Ein hoher Bildungsgrad kann viele Türen öffnen, aber nicht alle. Um in die oberste Etage eines Konzerns aufzusteigen, spielt die Herkunft nach wie vor eine ganz wesentliche Rolle. Seit vierzig Jahren analysiert Michael Hartmann, Professor für Soziologie mit Schwerpunkt Elitenforschung, die Werdegänge von Vorstandsmitgliedern der größten deutschen Unternehmen. Und hier zeigen sich trotz verbesserter Bildungsmöglichkeiten und erhöhter Durchlässigkeit der einzelnen Bildungsbereiche wenige Veränderungen im Zeitverlauf.

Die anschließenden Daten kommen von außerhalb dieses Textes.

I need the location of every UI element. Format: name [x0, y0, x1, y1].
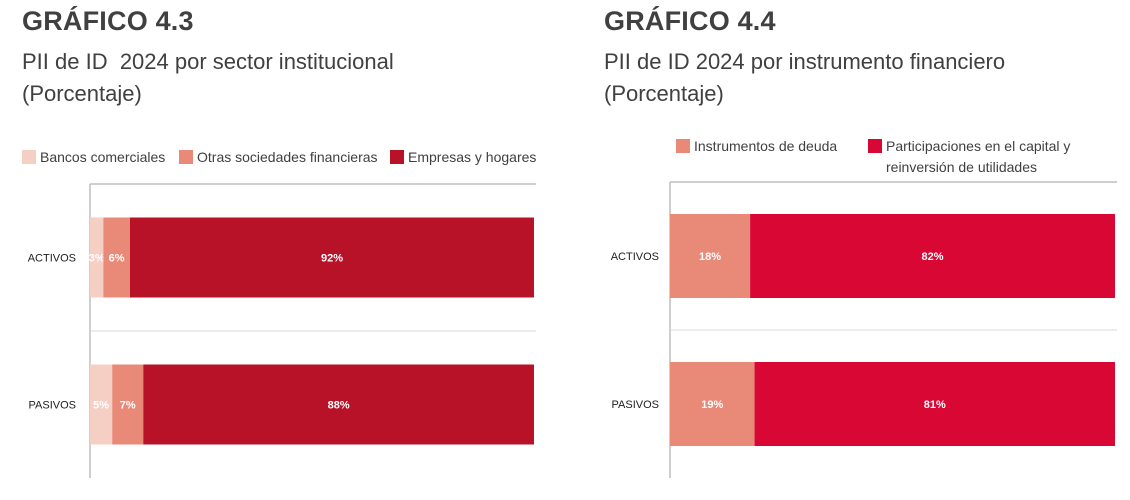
data-label: 3% — [89, 253, 105, 265]
bar-segment — [750, 214, 1115, 298]
bar-segment — [90, 217, 104, 298]
bar-segment — [129, 217, 534, 298]
legend-swatch-participaciones — [868, 139, 882, 153]
data-label: 18% — [699, 251, 721, 263]
chart-subtitle: PII de ID 2024 por instrumento financier… — [604, 46, 1005, 110]
chart-panel-4-4: GRÁFICO 4.4 PII de ID 2024 por instrumen… — [582, 0, 1130, 500]
chart-unit: (Porcentaje) — [22, 81, 142, 106]
chart-subtitle: PII de ID 2024 por sector institucional … — [22, 46, 394, 110]
data-label: 92% — [321, 253, 343, 265]
category-label: ACTIVOS — [611, 251, 659, 263]
bar-segment — [112, 364, 144, 445]
legend-swatch-empresas — [390, 150, 404, 164]
chart-subtitle-text: PII de ID 2024 por instrumento financier… — [604, 49, 1006, 74]
data-label: 88% — [328, 400, 350, 412]
chart-unit: (Porcentaje) — [604, 81, 724, 106]
data-label: 82% — [922, 251, 944, 263]
legend-label: Bancos comerciales — [40, 149, 166, 165]
legend-swatch-otras — [179, 150, 193, 164]
bar-chart-4-4: ACTIVOS 18% 82% PASIVOS 19% 81% — [611, 181, 1117, 478]
bar-segment — [670, 362, 755, 446]
bar-segment — [143, 364, 534, 445]
data-label: 6% — [109, 253, 125, 265]
legend-label: Otras sociedades financieras — [197, 149, 378, 165]
data-label: 19% — [701, 399, 723, 411]
bar-chart-4-3: ACTIVOS 3% 6% 92% PASIVOS 5% 7% 88% — [28, 183, 536, 478]
chart-subtitle-text: PII de ID 2024 por sector institucional — [22, 49, 394, 74]
category-label: PASIVOS — [612, 399, 659, 411]
data-label: 5% — [93, 400, 109, 412]
bar-segment — [670, 214, 751, 298]
legend-swatch-deuda — [676, 139, 690, 153]
legend-swatch-bancos — [22, 150, 36, 164]
legend-label: Empresas y hogares — [408, 149, 537, 165]
chart-title: GRÁFICO 4.3 — [22, 6, 194, 36]
bar-segment — [103, 217, 130, 298]
bar-segment — [754, 362, 1115, 446]
legend-label: Participaciones en el capital y reinvers… — [886, 138, 1071, 175]
data-label: 7% — [120, 400, 136, 412]
chart-panel-4-3: GRÁFICO 4.3 PII de ID 2024 por sector in… — [0, 0, 560, 500]
legend-label: Instrumentos de deuda — [694, 138, 838, 154]
category-label: ACTIVOS — [28, 253, 76, 265]
bar-segment — [90, 364, 113, 445]
category-label: PASIVOS — [29, 400, 76, 412]
data-label: 81% — [924, 399, 946, 411]
chart-title: GRÁFICO 4.4 — [604, 6, 776, 36]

So habe sich der Anteil jener Vorstände, die einen Lehrabschluss haben, seit den Siebzigerjahren kaum verändert, auch die Vorstände mit einem Doktortitel sind anteilsmäßig gleich geblieben. Geändert haben sich hier aber die Studienabschlüsse. "Seit Mitte der 90er-Jahre nimmt der Anteil der Juristen in den Chefetagen stetig ab, dafür der Anteil der Wirtschaftswissenschafter kontinuierlich zu", sagt Hartmann. Mittlerweile haben knapp die Hälfte der Vorstandsmitglieder mit Hochschulabschluss ein wirtschaftswissenschaftliches Studium absolviert.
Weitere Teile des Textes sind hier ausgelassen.